Granada, quite simply, is a city that will take your breath away. It is a city of contrast, of historic and of modern, of Muslim, Jewish, and of Christian heritage, and of the two hills, the hills of Sabika and Albaicin.
Granada sits in the shadow of the Sierra Nevada mountains and from almost every corner of the historic city centre you can see these mountains and their highest peak, Mount Mulhacen, (which has its summit at 3479 metres / 11411 feet), and when they are covered in snow, it is the most wonderful sight, and simply adds to the magic of the city.
Granada is of course famous for one monument above all others, The Alhambra and its famous Nasrid Palaces and gardens, which were designated a UNESCO World Heritage Site in 1984, along with the Albaicin district which is located on the hill opposite The Alhambra.
Visitors to Granada are swept away by a mixture of its physical location, its history, and its architecture. Granada has a current population of around 300,000 and its historic centre has everything; narrow streets, winding river, dramatic views, extraordinary buildings and a bustling restaurant and tapas district. Add to this the 16th Century Cathedral, the Alcaiceria, (the old silk market) and the plazas and archways, and you really do have a recipe for success.

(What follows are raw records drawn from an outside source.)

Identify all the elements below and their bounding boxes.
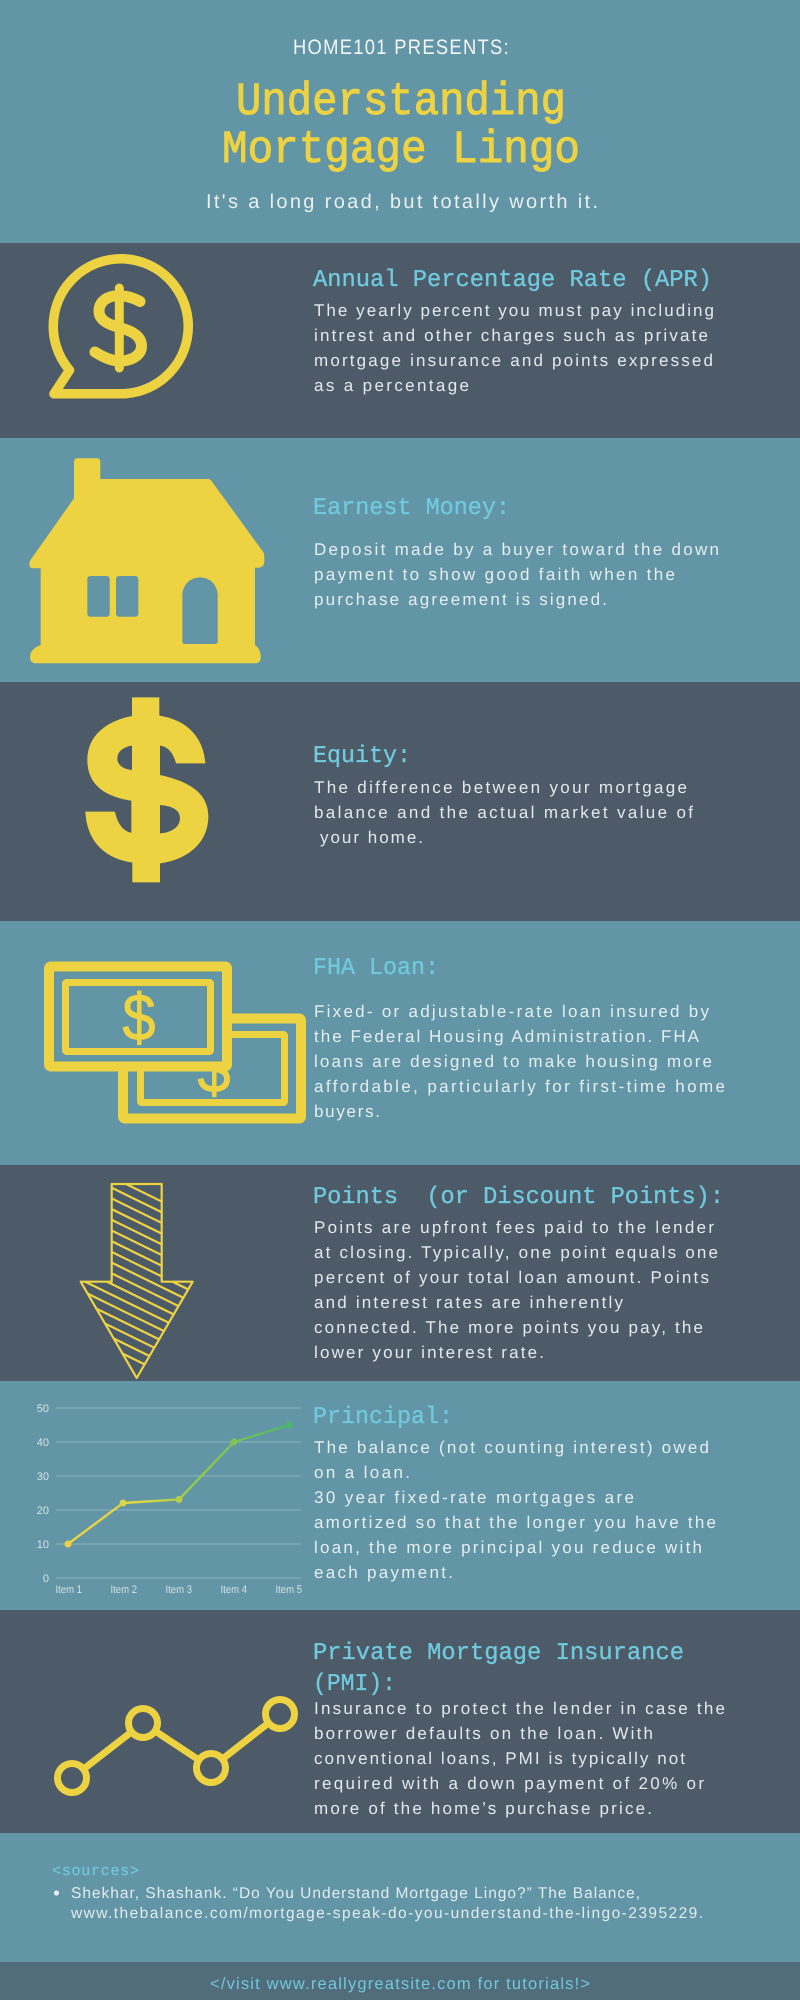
body text <box>314 1218 718 1362</box>
body text: more of the home’s purchase price. <box>314 1799 652 1818</box>
line chart: Item 4 <box>220 1584 247 1596</box>
icon: two banknotes: $ <box>198 1032 230 1106</box>
body text: intrest and other charges such as private <box>314 326 708 345</box>
icon: speech bubble with dollar sign <box>53 259 188 394</box>
icon: large dollar sign <box>85 697 208 882</box>
panel: principal <box>0 1381 800 1610</box>
body text: Deposit made by a buyer toward the down <box>314 540 719 559</box>
body text: conventional loans, PMI is typically not <box>314 1749 685 1768</box>
heading: Points (or Discount Points): <box>313 1184 724 1211</box>
body text: your home. <box>320 828 423 847</box>
line chart: Item 2 <box>110 1584 137 1596</box>
presenter line: HOME101 PRESENTS: <box>293 36 510 59</box>
body text: at closing. Typically, one point equals one <box>314 1243 718 1262</box>
line chart: 20 <box>37 1505 49 1517</box>
heading: (PMI): <box>313 1671 396 1698</box>
panel: earnest money <box>0 438 800 682</box>
body text <box>314 1438 716 1582</box>
body text: buyers. <box>314 1102 380 1121</box>
body text <box>314 540 719 609</box>
line chart: 40 <box>37 1437 49 1449</box>
footer: </visit www.reallygreatsite.com for tutorials!> <box>210 1975 590 1993</box>
body text: connected. The more points you pay, the <box>314 1318 703 1337</box>
body text: 30 year fixed-rate mortgages are <box>314 1488 634 1507</box>
body text: payment to show good faith when the <box>314 565 675 584</box>
line chart: 50 <box>37 1403 49 1415</box>
body text: borrower defaults on the loan. With <box>314 1724 653 1743</box>
body text: loans are designed to make housing more <box>314 1052 712 1071</box>
body text: The yearly percent you must pay including <box>314 301 714 320</box>
line chart <box>37 1403 302 1596</box>
body text: required with a down payment of 20% or <box>314 1774 704 1793</box>
icon: two banknotes: $ <box>122 980 156 1054</box>
body text: balance and the actual market value of <box>314 803 693 822</box>
title: Mortgage Lingo <box>222 124 580 176</box>
body text: affordable, particularly for first-time home <box>314 1077 725 1096</box>
panel: header <box>0 0 800 243</box>
body text: The difference between your mortgage <box>314 778 687 797</box>
body text: as a percentage <box>314 376 469 395</box>
source citation: www.thebalance.com/mortgage-speak-do-you-understand-the-lingo-2395229. <box>70 1905 703 1922</box>
body text: The balance (not counting interest) owed <box>314 1438 709 1457</box>
line chart: Item 5 <box>276 1584 302 1596</box>
body text <box>314 1699 725 1818</box>
panel: private mortgage insurance <box>0 1610 800 1833</box>
line chart: 10 <box>37 1539 49 1551</box>
body text <box>314 1002 725 1121</box>
body text: the Federal Housing Administration. FHA <box>314 1027 700 1046</box>
body text: Points are upfront fees paid to the lender <box>314 1218 714 1237</box>
body text: purchase agreement is signed. <box>314 590 607 609</box>
panel: points <box>0 1157 800 1396</box>
body text: on a loan. <box>314 1463 410 1482</box>
source citation: Shekhar, Shashank. “Do You Understand Mortgage Lingo?” The Balance, <box>71 1885 640 1902</box>
heading <box>313 1640 684 1698</box>
heading: FHA Loan: <box>313 955 439 982</box>
line chart: Item 1 <box>56 1584 82 1596</box>
subtitle: It's a long road, but totally worth it. <box>206 191 598 213</box>
heading: Private Mortgage Insurance <box>313 1640 684 1667</box>
source citation <box>54 1885 703 1922</box>
body text: mortgage insurance and points expressed <box>314 351 713 370</box>
body text: Insurance to protect the lender in case the <box>314 1699 725 1718</box>
panel: sources <box>0 1833 800 1962</box>
line chart: Item 3 <box>166 1584 192 1596</box>
heading: Principal: <box>313 1404 453 1431</box>
panel: FHA loan <box>0 921 800 1165</box>
icon: connected nodes line <box>58 1700 294 1792</box>
heading: Earnest Money: <box>313 495 510 522</box>
body text: and interest rates are inherently <box>314 1293 624 1312</box>
sources heading: <sources> <box>52 1863 139 1880</box>
title <box>222 76 580 176</box>
body text: each payment. <box>314 1563 453 1582</box>
body text: loan, the more principal you reduce with <box>314 1538 702 1557</box>
panel: equity <box>0 682 800 921</box>
body text <box>314 301 714 395</box>
icon: hatched down arrow <box>80 1182 194 1380</box>
panel: annual percentage rate <box>0 243 800 438</box>
line chart: 30 <box>37 1471 49 1483</box>
icon: two banknotes <box>49 966 301 1118</box>
heading: Equity: <box>313 743 411 770</box>
body text: lower your interest rate. <box>314 1343 544 1362</box>
body text: Fixed- or adjustable-rate loan insured by <box>314 1002 710 1021</box>
body text: percent of your total loan amount. Points <box>314 1268 709 1287</box>
line chart: 0 <box>43 1573 49 1585</box>
footer <box>0 1962 800 2000</box>
heading: Annual Percentage Rate (APR) <box>313 267 712 294</box>
icon: house <box>29 458 264 663</box>
body text: amortized so that the longer you have the <box>314 1513 716 1532</box>
title: Understanding <box>236 76 566 128</box>
body text <box>314 778 693 847</box>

Granada is vibrant city that every visitor enjoys, and few want to leave, and it is its history that has made it what it is today.

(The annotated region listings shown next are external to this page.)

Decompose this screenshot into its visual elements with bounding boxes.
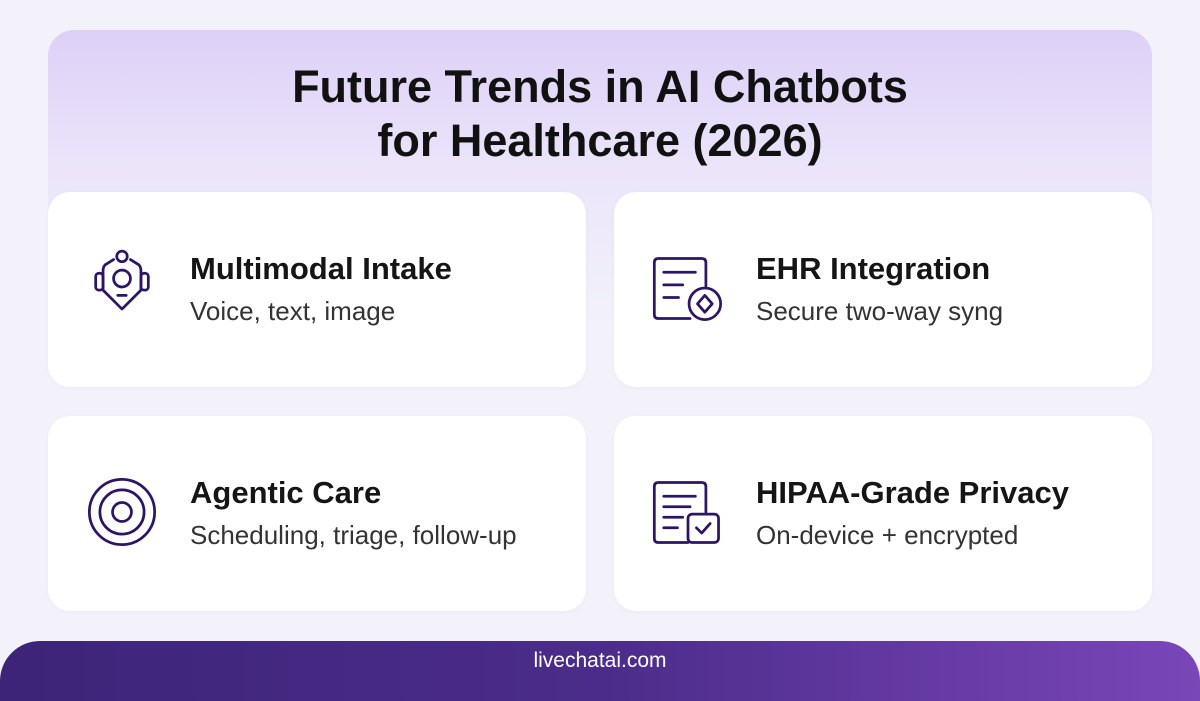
footer bar: livechatai.com	[533, 649, 667, 672]
icon: target	[88, 478, 156, 546]
card: multimodal intake: Multimodal Intake	[190, 251, 452, 286]
card: multimodal intake	[48, 192, 586, 387]
icon: document check	[652, 481, 720, 544]
icon: document sync	[652, 257, 722, 321]
footer bar	[0, 641, 1200, 701]
title: Future Trends in AI Chatbots	[292, 61, 908, 112]
card: EHR integration	[614, 192, 1152, 387]
card: HIPAA privacy: HIPAA-Grade Privacy	[756, 475, 1069, 510]
title: for Healthcare (2026)	[377, 115, 823, 166]
card: multimodal intake: Voice, text, image	[190, 296, 395, 326]
card: HIPAA privacy: On-device + encrypted	[756, 520, 1018, 550]
header panel	[48, 30, 1152, 330]
card: agentic care	[48, 416, 586, 611]
card: EHR integration: EHR Integration	[756, 251, 990, 286]
card: agentic care: Scheduling, triage, follow-up	[190, 520, 517, 550]
icon: robot	[94, 250, 150, 310]
card: HIPAA privacy	[614, 416, 1152, 611]
card: EHR integration: Secure two-way syng	[756, 296, 1003, 326]
card: agentic care: Agentic Care	[190, 475, 381, 510]
title	[292, 61, 908, 166]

Granada was first captured by Muslim forces in the year 712 and formed part of Al-Andalus, the name given to the Iberian peninsular which was now under control of the Muslim Umayyad dynasty. Granada first rose to the status of an independent kingdom after the collapse of the Umayyad dynasty in 1029 and the breakdown of the central control of Al-Andalus from the city of Cordoba. The first post-Umayyad Muslim rulers of the Taifa, (kingdom) of Granada were the Zirids, a North African Berber group who decided to build their fortress in the previously mainly Jewish town of Garanat, on the hill rising from the north bank of the Darro River…. this area in now know as the Albaicin district and is a World Heritage site in its own right.
Granada continued to change hands over the next 200 years. Firstly, the Almoravids ruled Granada from 1090 and then the Almohads from 1166, (both North African Berber tribes). With the eventual collapse of the Almohad control in 1248, the opportunity was seized by an Arab Muslim family, the Nasrids.
The Nasrids were Arabs and formed the last Muslim dynasty in the Iberian Peninsula, ruling the Emirate of Granada from 1230 until 1492. Twenty-three emirs ruled Granada from the founding of the dynasty in 1230 by Muhammad I until 2 January 1492, when Muhammad XII surrendered his Kingdom to Queen Isabella I of Castile and Fernando, (Ferdinand), II of Aragon, on the 2nd of January 1492. This not only brought at end to the last Muslim Kingdom in Spain, but it also coincided with beginning of the expulsion of Jews and Muslims from Spain. Spain also consolidated power in 1492 and began its expansion plans and Empire building.
1492 was a major turning point in history, and the City of Granada truly played a major role in that change.